I stumbled down: careless, clumsy steps that were buried in snow, slipped across icy stone. I fell, time and time again. Slumping against the white blanket on the ground, closing my eyes for a moment of exquisite rest, then coming to my feet again.

‘One more step,’ I whispered to myself. One more step.

And then the ground levelling before me, the storm growing weaker and weaker until the way was clear and I could see where it was that the gods had taken me.

It was another world of black stone. A bare and empty valley, no shelter to be seen, no grass. No man had walked in this place for a hundred years at least.

I fell and could not get back up. Again and again I tried to stand, but I could feel some great, unseen weight upon my chest. I knew that I had gone as far as I could. At least I would not die in the mountains. At least I would not die at the hands of those who hunted me.

I looked out at the hand that had held the knife, that had maimed a man I had once called a friend, and I could feel nothing from it. I lay down in the snow and I waited to die.

*

I wandered from sleep to waking, time and time again. I had hoped to dream of Sigrid, but I dreamed of nothing at all. Only a silent dimness, like being under deep still water.

I woke one more time, and before me there was a figure in the darkness. He was no trick of the mind, for I could feel his heavy tread against the ground. I thought, for a moment, that he was one of my pursuers, that against all odds they had followed me to this place. But it was a man I did not know.

A ghost, perhaps, of another outlaw who had died in this place, come to guard his territory from the living. His clothing a patchwork of rags, his eyes rolling wild, a chipped axe held in his hand. Yet there was a dripping carcass slung to his back – a fox, skinned and bloody, and I knew that he was no ghost. For the dead do not need to feed.

He knelt beside me, unstoppered a leather skin that he slung around his neck. I could smell the sweetness of mead. Life was in that smell, and poetry and love. The strength to stand and fight again. I ached for it and reached out, but he drew it back from my hand.

He gave a bark and a cough – a man remembering how to speak. Then he spoke.

‘Why should I save you?’

I could not understand and did not answer. He grabbed my chin and shook me.

‘Listen! Tell me why I should save you.’

My lips moved, but no words came. He sat back, preparing to stand, preparing to leave me in the snow. And, his voice marked with regret, he spoke to me one more time.

‘What can you do?’

I knew then what I had to say. What it was that I had to offer this man, the only thing of value that I had in that waste of ice and snow.

‘I can sing,’ I said.

I remember nothing more after that.

19

When I woke there was no sky above, no mountains surrounding me.
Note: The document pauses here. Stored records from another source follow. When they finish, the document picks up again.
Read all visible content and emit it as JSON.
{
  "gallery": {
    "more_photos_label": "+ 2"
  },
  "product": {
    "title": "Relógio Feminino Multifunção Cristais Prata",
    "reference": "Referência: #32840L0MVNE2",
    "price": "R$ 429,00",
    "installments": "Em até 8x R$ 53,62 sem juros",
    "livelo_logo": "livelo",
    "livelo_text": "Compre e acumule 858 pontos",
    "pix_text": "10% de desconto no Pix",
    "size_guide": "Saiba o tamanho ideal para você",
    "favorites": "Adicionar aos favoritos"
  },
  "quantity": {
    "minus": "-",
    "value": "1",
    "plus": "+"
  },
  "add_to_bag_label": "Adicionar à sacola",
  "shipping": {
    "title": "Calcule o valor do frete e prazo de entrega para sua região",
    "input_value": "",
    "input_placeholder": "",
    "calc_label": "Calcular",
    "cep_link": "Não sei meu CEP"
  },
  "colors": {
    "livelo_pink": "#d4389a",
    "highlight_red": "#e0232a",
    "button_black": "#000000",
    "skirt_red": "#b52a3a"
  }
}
Only shadows dancing on the walls of a cave. And, close by, the sound and the feel of a fire.

I shrank from it as the first man to strike fire must have done, fearing his own creation, believing that he was going to burn the world away with his strange, flickering gift.

It endured only for a moment. Then I had a hunger for the fire, crawling as close to it as I could stand. I held my hands out to it and could smell the hair burning, yet I could feel no heat in my fingers.
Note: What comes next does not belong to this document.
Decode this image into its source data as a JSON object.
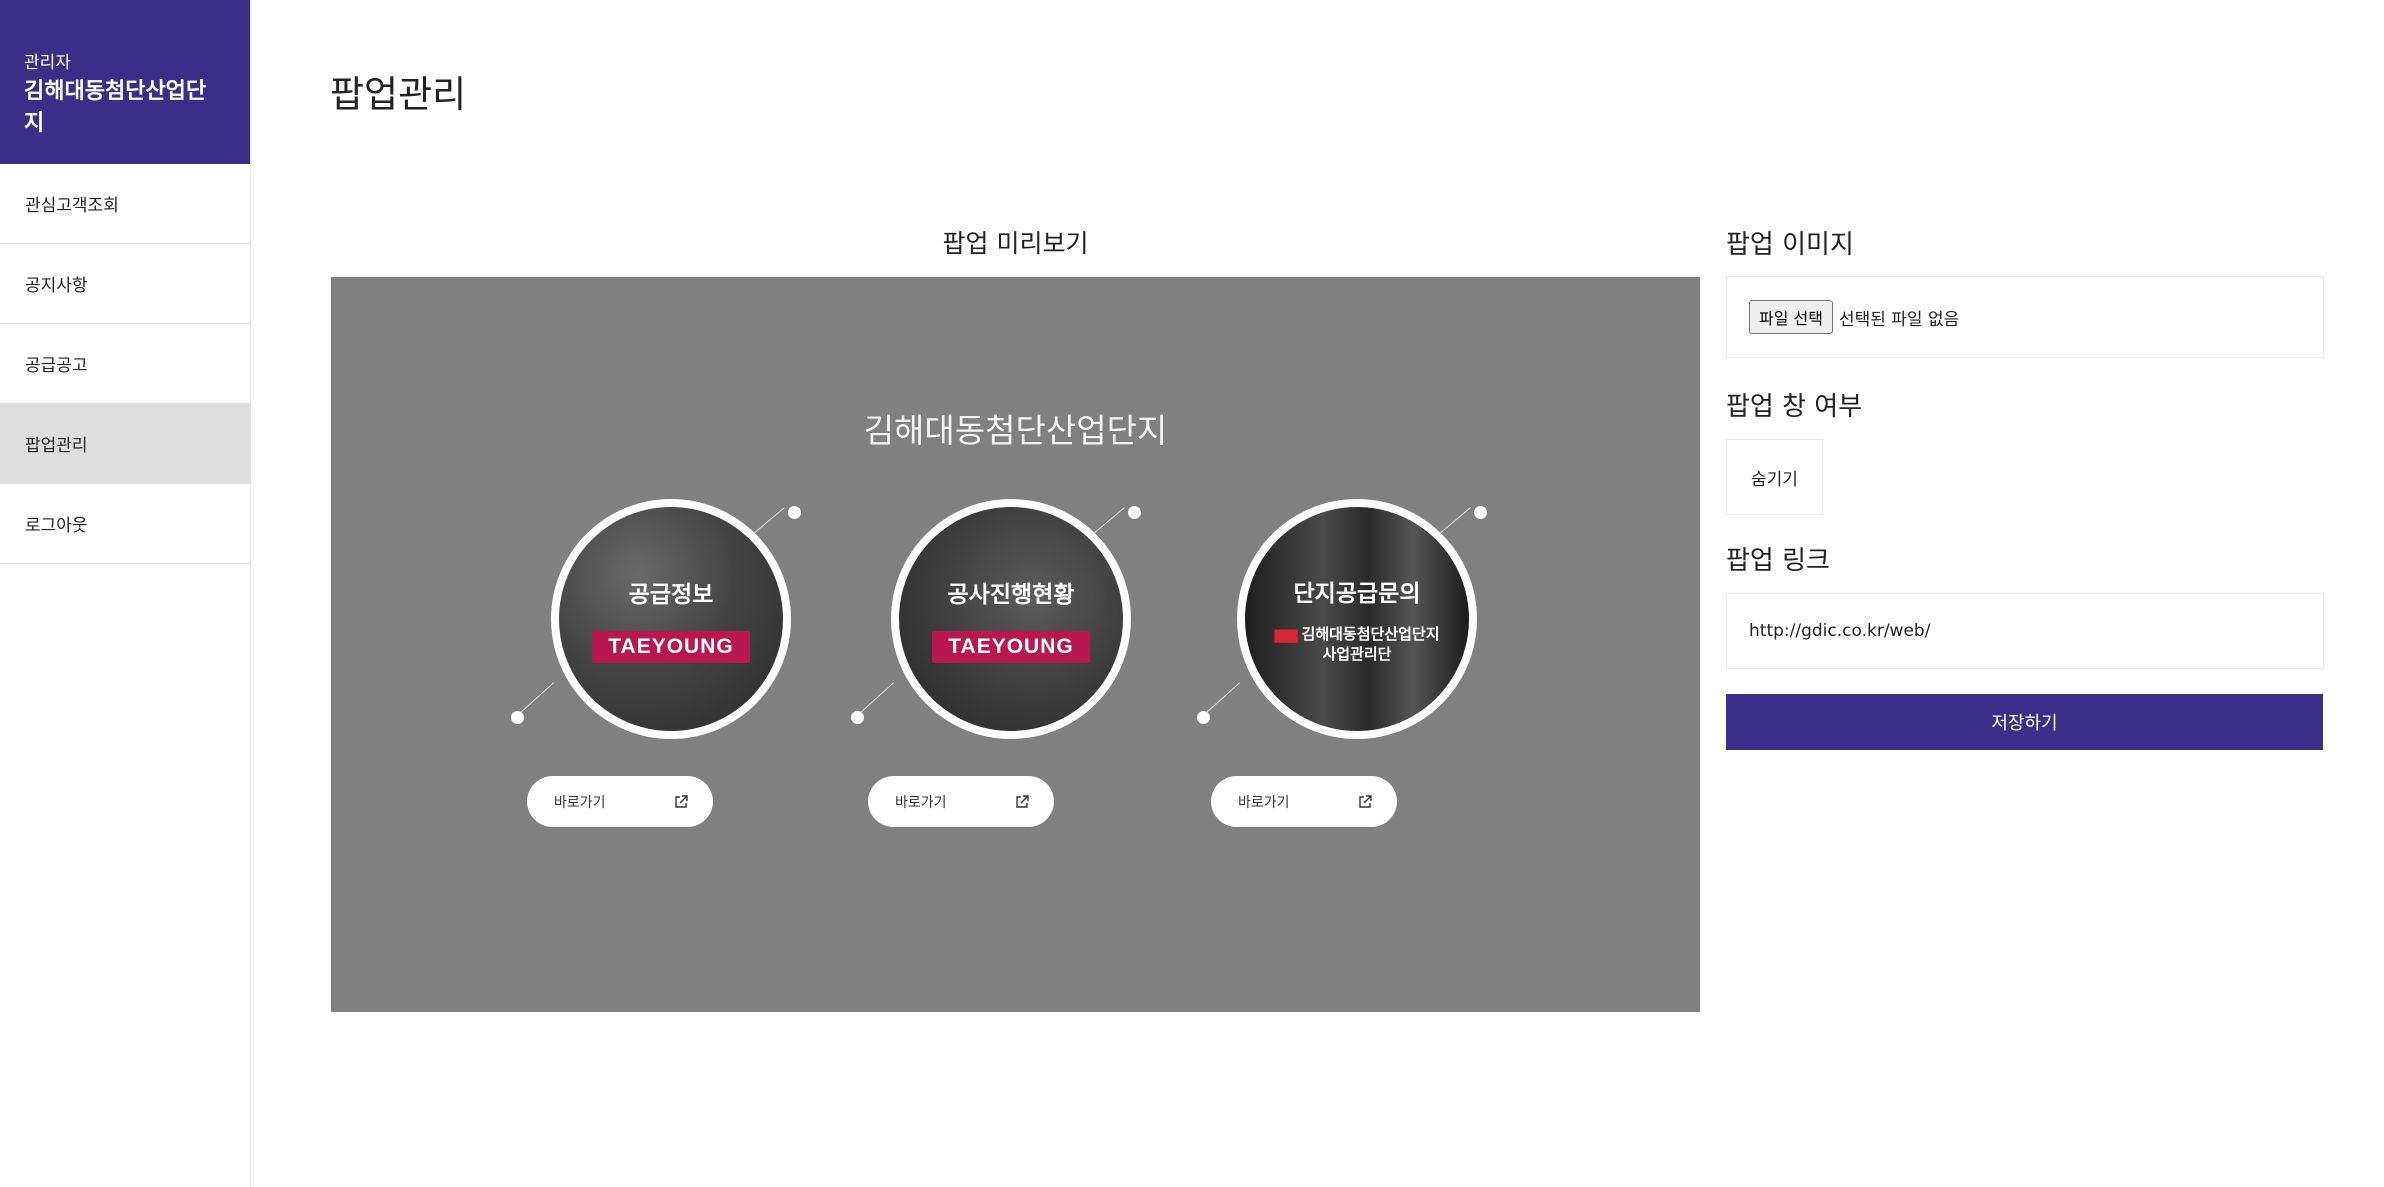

As I moved, something stirred on the other side of the fire. A great shadow moved on its hands and knees to my side, for he was tall and the top of the cave was close to me.

I saw him better now than I had out in the snow. His hair was the colour of wet iron, tied back tight against his head, yet his eyes were alive with youth, or madness. When he turned his head to face me, by the light of the fire I saw that one ear was gone, a ragged lump of flesh and scar all that remained on the right side of his head.